A patient’s problems can be conceived located in the limbic area of the brain – the emotional/social center. If they were in the prefrontal cortex, the reasoning center, they could be solved logically. States, moods, emotions and identities, Zeig points out, are not promoted through didactic methods. Rather, they are elicited experientially. Therapists are traditionally trained in a top down manner, whereby technique, theory and research predominate. Therefore, their patients are offered therapy from the top down. However, it is often the case that a patient must experience, from the bottom up, in order to come to a realization and make a change.
Zeig’s goal is to retrain therapists from the bottom up, experientially. So with this in mind, he designed exercises for therapists to use so that they could have more emotional impact. He compares his therapeutic work-out with that of a gym, whereby certain stations are set up to work specific muscle groups.
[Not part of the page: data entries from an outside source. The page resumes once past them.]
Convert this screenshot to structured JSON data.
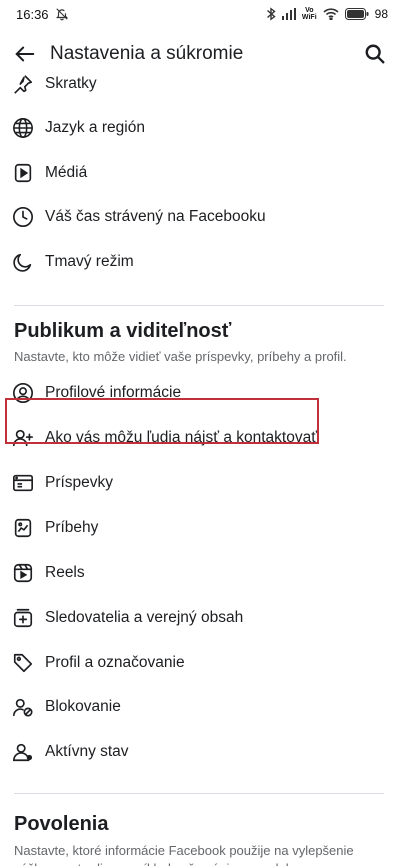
{
  "status_bar": {
    "time": "16:36",
    "volte_top": "Vo",
    "volte_bottom": "WiFi",
    "battery": "98"
  },
  "header": {
    "title": "Nastavenia a súkromie"
  },
  "preferences": {
    "items": [
      {
        "label": "Skratky",
        "icon": "pin-icon"
      },
      {
        "label": "Jazyk a región",
        "icon": "globe-icon"
      },
      {
        "label": "Médiá",
        "icon": "media-icon"
      },
      {
        "label": "Váš čas strávený na Facebooku",
        "icon": "clock-icon"
      },
      {
        "label": "Tmavý režim",
        "icon": "moon-icon"
      }
    ]
  },
  "audience": {
    "title": "Publikum a viditeľnosť",
    "subtitle": "Nastavte, kto môže vidieť vaše príspevky, príbehy a profil.",
    "items": [
      {
        "label": "Profilové informácie",
        "icon": "user-circle-icon"
      },
      {
        "label": "Ako vás môžu ľudia nájsť a kontaktovať",
        "icon": "user-add-icon"
      },
      {
        "label": "Príspevky",
        "icon": "posts-icon"
      },
      {
        "label": "Príbehy",
        "icon": "stories-icon"
      },
      {
        "label": "Reels",
        "icon": "reels-icon"
      },
      {
        "label": "Sledovatelia a verejný obsah",
        "icon": "followers-icon"
      },
      {
        "label": "Profil a označovanie",
        "icon": "tag-icon"
      },
      {
        "label": "Blokovanie",
        "icon": "block-user-icon"
      },
      {
        "label": "Aktívny stav",
        "icon": "active-status-icon"
      }
    ]
  },
  "permissions": {
    "title": "Povolenia",
    "subtitle": "Nastavte, ktoré informácie Facebook použije na vylepšenie vášho prostredia, napríklad vaše záujmy a polohu."
  },
  "colors": {
    "highlight": "#c0303a",
    "text": "#1c1e21",
    "secondary": "#65676b"
  }
}
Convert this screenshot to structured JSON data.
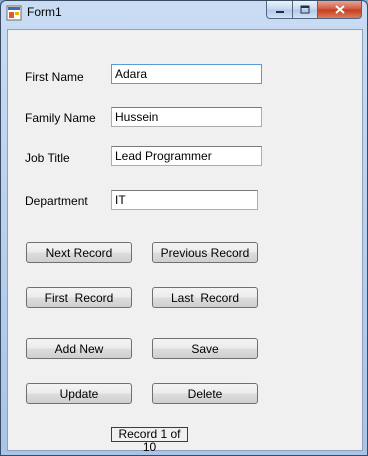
{
  "window": {
    "title": "Form1"
  },
  "caption_buttons": {
    "minimize": "minimize-icon",
    "maximize": "maximize-icon",
    "close": "close-icon"
  },
  "form": {
    "fields": [
      {
        "label": "First Name",
        "value": "Adara"
      },
      {
        "label": "Family Name",
        "value": "Hussein"
      },
      {
        "label": "Job Title",
        "value": "Lead Programmer"
      },
      {
        "label": "Department",
        "value": "IT"
      }
    ],
    "buttons": {
      "next": "Next Record",
      "previous": "Previous Record",
      "first": "First  Record",
      "last": "Last  Record",
      "add_new": "Add New",
      "save": "Save",
      "update": "Update",
      "delete": "Delete"
    },
    "status": "Record 1 of 10"
  },
  "colors": {
    "title_bar": "#b9d1ef",
    "client_bg": "#f0f0f0",
    "close_button": "#c9452a"
  }
}
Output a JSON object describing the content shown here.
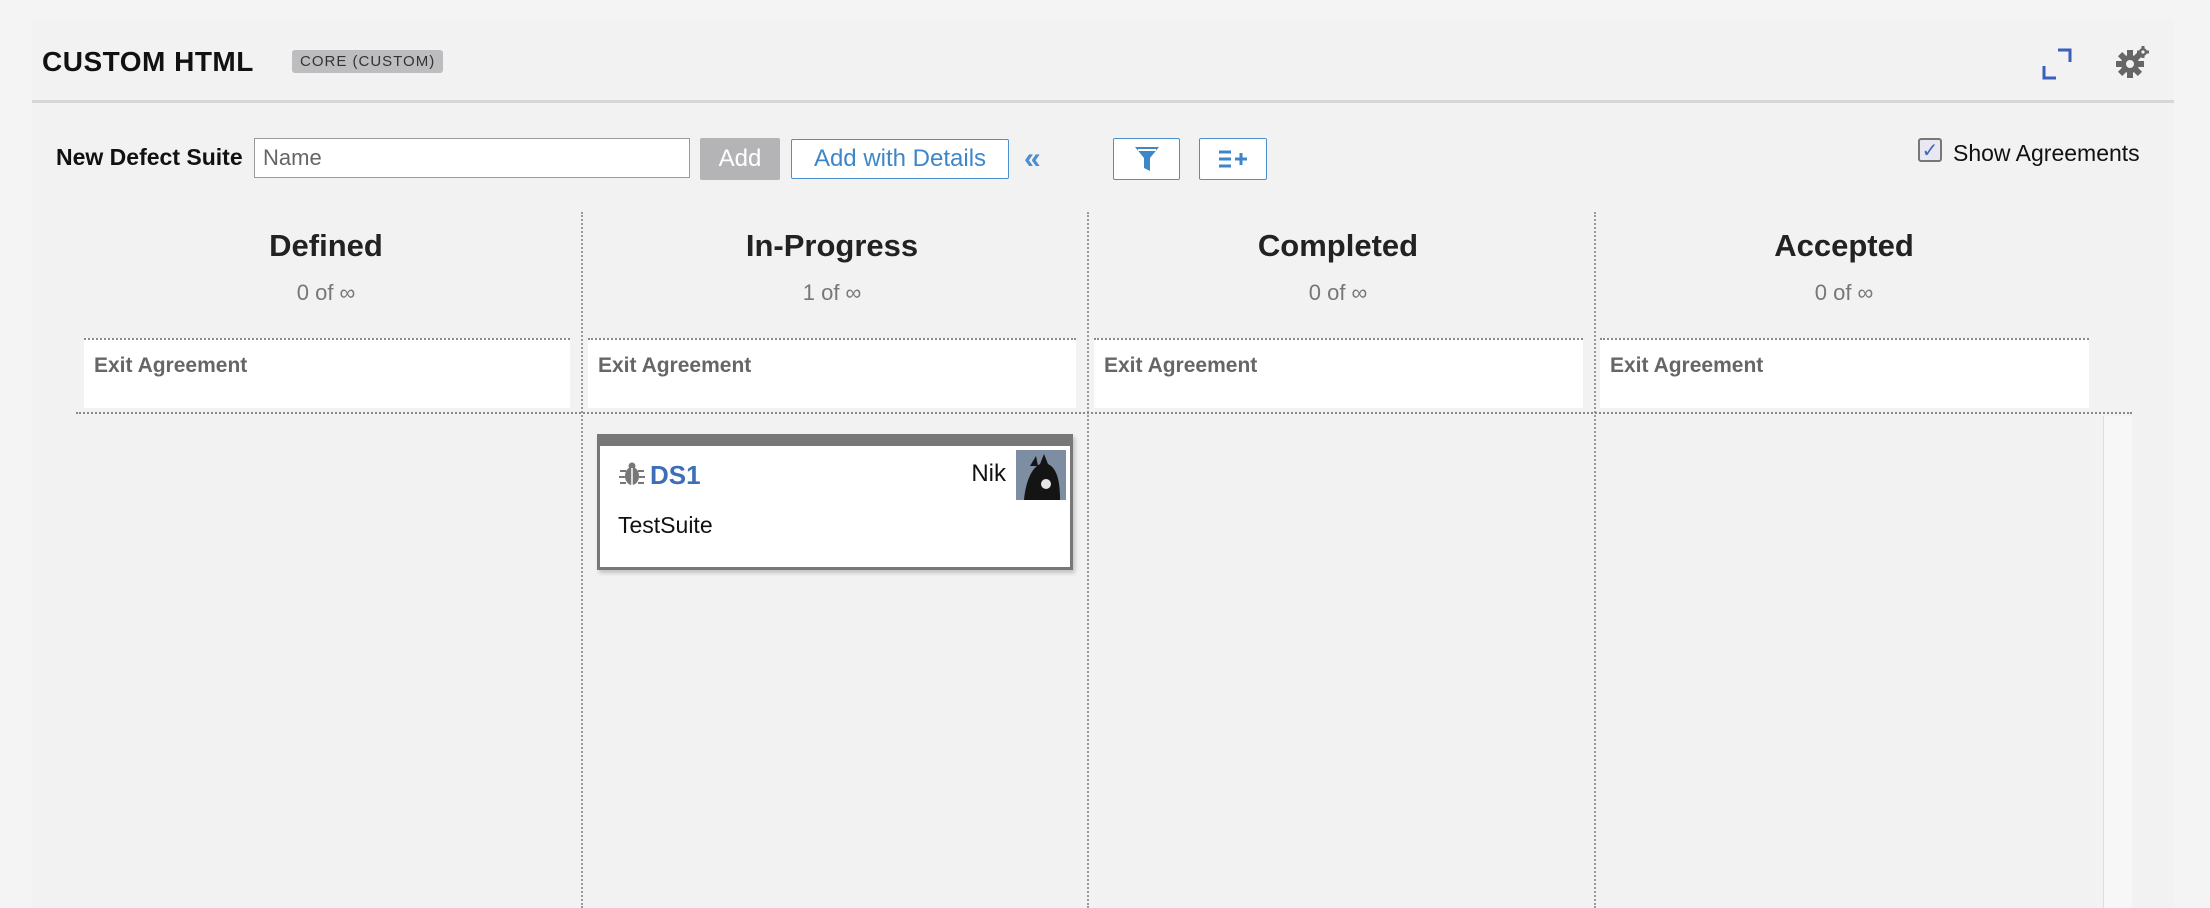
{
  "header": {
    "title": "CUSTOM HTML",
    "badge": "CORE (CUSTOM)",
    "expand_icon": "expand-icon",
    "settings_icon": "gear-icon"
  },
  "toolbar": {
    "label": "New Defect Suite",
    "name_placeholder": "Name",
    "name_value": "",
    "add_label": "Add",
    "add_details_label": "Add with Details",
    "collapse_icon": "double-chevron-left-icon",
    "filter_icon": "filter-icon",
    "fields_icon": "list-add-icon",
    "show_agreements_label": "Show Agreements",
    "show_agreements_checked": true
  },
  "columns": [
    {
      "title": "Defined",
      "count": "0 of ∞",
      "exit_label": "Exit Agreement"
    },
    {
      "title": "In-Progress",
      "count": "1 of ∞",
      "exit_label": "Exit Agreement"
    },
    {
      "title": "Completed",
      "count": "0 of ∞",
      "exit_label": "Exit Agreement"
    },
    {
      "title": "Accepted",
      "count": "0 of ∞",
      "exit_label": "Exit Agreement"
    }
  ],
  "cards": [
    {
      "column": "In-Progress",
      "id": "DS1",
      "owner": "Nik",
      "name": "TestSuite",
      "icon": "defect-suite-icon"
    }
  ],
  "colors": {
    "accent": "#4b8fce",
    "card_border": "#777777",
    "link": "#3d6fb8"
  }
}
The 10 Warm-up Exercises and 50 Psychoaerobic Exercises are designed accordingly. Introductions precede the exercises and often there is a discussion afterward. The exercises were derived from Zeig modeling Milton Erickson and the states for which Dr. Erickson was most noted. They include: being experiential, developing acuity, orienting toward, being strategic, strengthening the goal, using multilevel communication, being attuned, creating constructive attributions, effecting utilization, tailoring, gift-wrapping, and demonstrating flexibility in roles. These domains, Zeig opines, can be the foundation for a master Ericksonian therapist.